The best bowler on show was the one most familiar with the red Kookaburra. Sean Abbott has taken nearly 200 Sheffield Shield wickets for New South Wales and is a highly skilled, international-quality seamer; he removed four of the top six as Surrey, the only team across the country to bowl on winning the toss, bowled Lancashire out for 274 on a green-tinged Oval pitch.
"If you compare it to the Duke, it's probably a little bit more consistent in terms of swing up top, and then today it probably went a little bit softer than what I'm used to back home. I would have liked to have come over here and bowled with the Duke every game," Abbott joked.
"As long as there's a vision towards exposing younger players to different conditions, I think that can only be a win [for English cricket]. Obviously the hard job at international level is winning games away. If this helps young English bowlers, then I think that can only be an advantage and a plus."
After Curran had Luke Wells poking to slip, Abbott struck with his first ball, pinning Josh Bohannon lbw. His nip-backer accounted for Keaton Jennings, returning from a hamstring lay-off, and he found some extra bounce from a length to have Dane Vilas caught at second slip after a counterattacking stand with Daryl Mitchell.
Mitchell fell an over later, yorked by Lawes, and Jordan Clark struck twice before tea as George Balderson edged behind and Tom Bailey top-edged a pull to mid-on. Phil Salt, who scored a hundred on his first-class return a fortnight ago, made a characteristically punchy 56 from No. 6 before edging Abbott behind after tea and Clark then mopped up the tail.
In response, Will Williams - another skilled practitioner with the Kookaburra from his days in the Plunket Shield - removed Surrey's openers, before Tom Bailey had Tom Latham driving to second slip. Surrey recovered but Blatherwick, who had Jamie Smith dropped at slip by Mitchell, induced a drag-on from Ben Foakes in the final over of the day.

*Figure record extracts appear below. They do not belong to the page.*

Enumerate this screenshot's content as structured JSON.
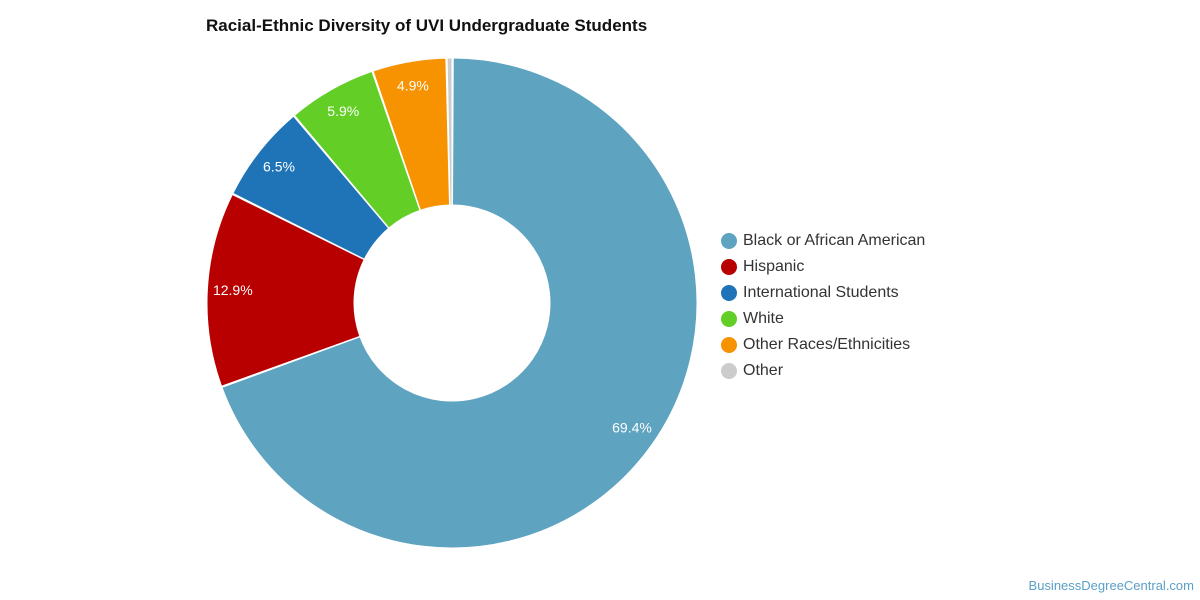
{
  "title": "Racial-Ethnic Diversity of UVI Undergraduate Students",
  "watermark": "BusinessDegreeCentral.com",
  "chart_data": {
    "type": "pie",
    "variant": "donut",
    "title": "Racial-Ethnic Diversity of UVI Undergraduate Students",
    "legend_position": "right",
    "unit": "%",
    "slices": [
      {
        "name": "Black or African American",
        "value": 69.4,
        "label": "69.4%",
        "color": "#5ea3c0"
      },
      {
        "name": "Hispanic",
        "value": 12.9,
        "label": "12.9%",
        "color": "#b80000"
      },
      {
        "name": "International Students",
        "value": 6.5,
        "label": "6.5%",
        "color": "#1f73b7"
      },
      {
        "name": "White",
        "value": 5.9,
        "label": "5.9%",
        "color": "#62ce26"
      },
      {
        "name": "Other Races/Ethnicities",
        "value": 4.9,
        "label": "4.9%",
        "color": "#f79200"
      },
      {
        "name": "Other",
        "value": 0.4,
        "label": "",
        "color": "#cccccc"
      }
    ]
  }
}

Lancashire are broadly supportive of the trial, and Salt said that Abbott - and his compatriot Daniel Worrall - had provided a template for Lancashire's bowlers to follow, regularly hitting a good length and using the crease to create different angles. "I like it. It's just a bit different - it keeps things fresh," he said.
"It wasn't too different - maybe that's down to the fact there was a little bit more grass left on than we'd normally have playing here. It did go a bit soft at times. I don't think it stayed as hard for as long as the Dukes does but that brings different challenges into the game." Music to the ears of the ball's proponents, then.
But the introduction of the Kookaburra has not been universally popular across the country and the crux of the debate is familiar: does the Championship exist primarily to prepare players for England's Test team, or as a sporting competition in its own right? The 4000 fans basking in the south London sunshine on Sunday would lean towards the latter, though the truth probably lies somewhere in between the two.
The Championship is a loss-making venture sustained by income from the ECB; most of that income is thanks to a lucrative broadcast deal underpinned by Test cricket, which itself relies on the Championship for a production line of players. "They are the ultimate odd couple," Rob Key wrote in an autobiography published before he became England's managing director. "Worlds apart, but unable to get divorced because they are so utterly reliant on each other."
The long-term aim of the pilot is to understand what impact the Kookaburra will have on the Championship as a whole which, according to the review, "will then inform whether to implement a longer-term change within domestic cricket." It is too soon to draw any conclusions - but a compelling first day suggests there is reason to be chirpy.